Ausbau Lerngruppen Erziehungshilfe
Eine Alternative zu dem Hamburger Inklusionsmodell wäre die landesweite Einführung und der weitere Ausbau der sogenannten Lerngruppen Erziehungshilfe, die es in Lübeck an einigen wenigen Grundschulen bereits bereits gibt. Hier werden Kinder mit Unterstützungsbedarf im sozial-emotionalen Bereich ergänzend zum Unterricht in ihren Klassen stundenweise in kleinen festen Gruppen unterrichtet. Die Zusammenarbeit von Eltern und Schule ist eng. Es kann flexibel auf die Bedarfe der Kinder eingegangen werden, ohne dass sie aus ihrem Klassenverband genommen werden. Wenn ein Kind erhöhten Förderbedarf hat, dürfen die Schulen damit nicht allein gelassen werden. Das Land steht in der Verantwortung, die erforderlichen personellen und räumlichen Bedingungen zu schaffen, damit jedes Kind an einer Regelschule bedarfsgerecht gefördert werden kann. Die Kinder einfach aus ihrem sozialen Umfeld zu nehmen, kann nicht die Antwort darauf sein, dass die Landesregierung es bisher versäumt hat, die notwendigen Voraussetzungen für gelingende Inklusion zu schaffen. Vielmehr sind diese Rahmenbedingungen umgehend von Ministerin Prien auf den Weg zu bringen, damit die Rechte der Kinder mit sozial-emotionalem Förderbedarf gewahrt werden.

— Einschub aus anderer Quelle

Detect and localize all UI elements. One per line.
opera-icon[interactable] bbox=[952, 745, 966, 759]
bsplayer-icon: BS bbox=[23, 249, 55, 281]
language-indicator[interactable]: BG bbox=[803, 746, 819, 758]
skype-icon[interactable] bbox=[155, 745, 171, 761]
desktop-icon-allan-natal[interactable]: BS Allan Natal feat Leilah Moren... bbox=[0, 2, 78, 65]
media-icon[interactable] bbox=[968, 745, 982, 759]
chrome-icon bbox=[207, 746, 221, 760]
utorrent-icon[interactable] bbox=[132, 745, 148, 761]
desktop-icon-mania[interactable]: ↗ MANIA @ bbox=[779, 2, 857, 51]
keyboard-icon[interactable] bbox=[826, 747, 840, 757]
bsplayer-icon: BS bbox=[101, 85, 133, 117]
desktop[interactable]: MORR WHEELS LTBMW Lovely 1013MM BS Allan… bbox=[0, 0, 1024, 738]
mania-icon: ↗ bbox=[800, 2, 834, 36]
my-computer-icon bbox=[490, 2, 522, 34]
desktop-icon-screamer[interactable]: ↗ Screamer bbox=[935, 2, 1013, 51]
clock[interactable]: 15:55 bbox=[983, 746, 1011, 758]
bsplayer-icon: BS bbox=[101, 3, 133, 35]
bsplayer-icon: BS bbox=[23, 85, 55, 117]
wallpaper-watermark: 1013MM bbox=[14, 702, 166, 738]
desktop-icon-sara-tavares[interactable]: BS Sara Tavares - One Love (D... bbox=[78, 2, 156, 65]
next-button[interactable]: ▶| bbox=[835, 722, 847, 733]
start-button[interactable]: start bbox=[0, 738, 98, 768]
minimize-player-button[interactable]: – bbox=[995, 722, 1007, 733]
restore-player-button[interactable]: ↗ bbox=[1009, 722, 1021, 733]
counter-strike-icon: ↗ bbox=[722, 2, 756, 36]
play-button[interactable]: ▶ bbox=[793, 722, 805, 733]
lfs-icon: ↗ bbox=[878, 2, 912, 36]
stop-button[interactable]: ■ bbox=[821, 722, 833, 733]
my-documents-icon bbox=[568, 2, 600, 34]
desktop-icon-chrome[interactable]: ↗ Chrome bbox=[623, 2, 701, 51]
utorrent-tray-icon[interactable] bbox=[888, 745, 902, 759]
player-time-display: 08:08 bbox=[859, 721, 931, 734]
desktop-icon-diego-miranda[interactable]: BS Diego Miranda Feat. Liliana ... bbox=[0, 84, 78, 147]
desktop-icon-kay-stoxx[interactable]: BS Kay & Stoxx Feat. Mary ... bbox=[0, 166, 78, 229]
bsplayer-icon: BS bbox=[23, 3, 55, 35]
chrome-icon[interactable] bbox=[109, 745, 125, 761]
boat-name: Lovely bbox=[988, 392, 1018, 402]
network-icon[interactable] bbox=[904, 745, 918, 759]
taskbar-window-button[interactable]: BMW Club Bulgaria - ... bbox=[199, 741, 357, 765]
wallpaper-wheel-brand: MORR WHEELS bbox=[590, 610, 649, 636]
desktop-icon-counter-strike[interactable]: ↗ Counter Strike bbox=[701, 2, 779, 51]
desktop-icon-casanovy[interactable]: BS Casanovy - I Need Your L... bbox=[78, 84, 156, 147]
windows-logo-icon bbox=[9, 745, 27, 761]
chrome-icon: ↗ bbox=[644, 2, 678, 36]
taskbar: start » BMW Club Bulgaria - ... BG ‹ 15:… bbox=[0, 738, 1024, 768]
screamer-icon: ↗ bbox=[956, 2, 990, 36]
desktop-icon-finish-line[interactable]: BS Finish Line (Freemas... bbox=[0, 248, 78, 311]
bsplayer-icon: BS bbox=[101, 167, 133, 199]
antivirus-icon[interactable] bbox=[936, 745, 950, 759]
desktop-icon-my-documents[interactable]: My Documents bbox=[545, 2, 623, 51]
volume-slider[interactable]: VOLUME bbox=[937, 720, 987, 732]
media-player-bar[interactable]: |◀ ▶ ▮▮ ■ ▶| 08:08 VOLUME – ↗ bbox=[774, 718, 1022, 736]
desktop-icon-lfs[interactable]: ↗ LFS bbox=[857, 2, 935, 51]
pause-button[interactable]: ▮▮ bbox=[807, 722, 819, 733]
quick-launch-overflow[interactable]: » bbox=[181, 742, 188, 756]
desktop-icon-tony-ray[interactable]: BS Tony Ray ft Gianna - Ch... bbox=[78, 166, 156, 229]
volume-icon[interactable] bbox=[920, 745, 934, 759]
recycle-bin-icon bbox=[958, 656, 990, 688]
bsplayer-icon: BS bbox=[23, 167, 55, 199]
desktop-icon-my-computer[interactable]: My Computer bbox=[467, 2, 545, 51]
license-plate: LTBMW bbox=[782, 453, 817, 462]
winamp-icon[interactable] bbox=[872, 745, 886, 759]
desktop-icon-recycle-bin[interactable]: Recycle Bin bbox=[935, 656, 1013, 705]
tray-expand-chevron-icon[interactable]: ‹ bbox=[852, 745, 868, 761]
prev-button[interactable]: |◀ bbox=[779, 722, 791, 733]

Viele Planstellen an Förderschulen offen
Der Vorschlag der Bildungsministerin lässt zudem unberücksichtigt, dass die Förderzentren vielerorts unterbesetzt sind. Der Fachkräftemangel macht sich auch hier bemerkbar. Viele Planstellen an Förderschulen sind offen. An einer personell unterbesetzten Förderschule kann man Kindern mit erhöhtem Förderbedarf genauso wenig gerecht werden, wie an Regelschulen, an denen die notwendigen Fachkräfte für gelingende Inklusion fehlen. Man würde den Kindern nicht helfen, sondern nur die Probleme verlagern. Außerdem würde das geplante Vorgehen das Recht der Eltern auf freie Schulwahl verletzen. Nach unserer Ansicht stehen die Pläne der Bildungsministerin der UN-Behindertenrechtskonvention massiv entgegen. Diese verbietet Ungleichbehandlung aufgrund einer Behinderung.
UN-Behindertenrechtskonvention umsetzen
Auch unter betroffenen Eltern lösen die Pläne Empörung aus, wie z.B. bei Mascha Benecke-Benbouabdellah, Selbstständige und Mutter zweier Kinder, eines davon mit Behinderung: „Die CDU zeigt sich als Meisterin in der Rolle rückwärts in Sachen Inklusion. Anstatt endlich zu akzeptieren, dass Inklusion ein Menschenrecht ist und alle Energie und alles zur Verfügung stehende Geld in eine gute Schule mit optimaler Förderung und Betreuung für alle Schüler:innen Schleswig-Holsteins zu stecken, versucht Ministerin Prien, das rechtswidrige Konstrukt Förderschule mit allen Mitteln aufrecht zu erhalten. Dafür fehlt mir jegliches Verständnis. Wo, wenn nicht in Schule und Kita beim gemeinsamen Lernen und Spielen sollen Kinder denn erfahren können, dass jedes Kind irgendwie anders und irgendwie normal ist, gut und richtig, so wie es ist? Ich wünsche mir für meine Kinder eine Schule, in der das Miteinander zählt und Kinder so angenommen werden, wie sie sind.”
Wir fordern die Landesregierung auf, ein Inklusionskonzept zu entwickeln, dass die bedarfsgerechte Förderung aller Schüler:innen an Regelschulen ermöglicht und dies mit entsprechenden Landesmitteln zu hinterlegen.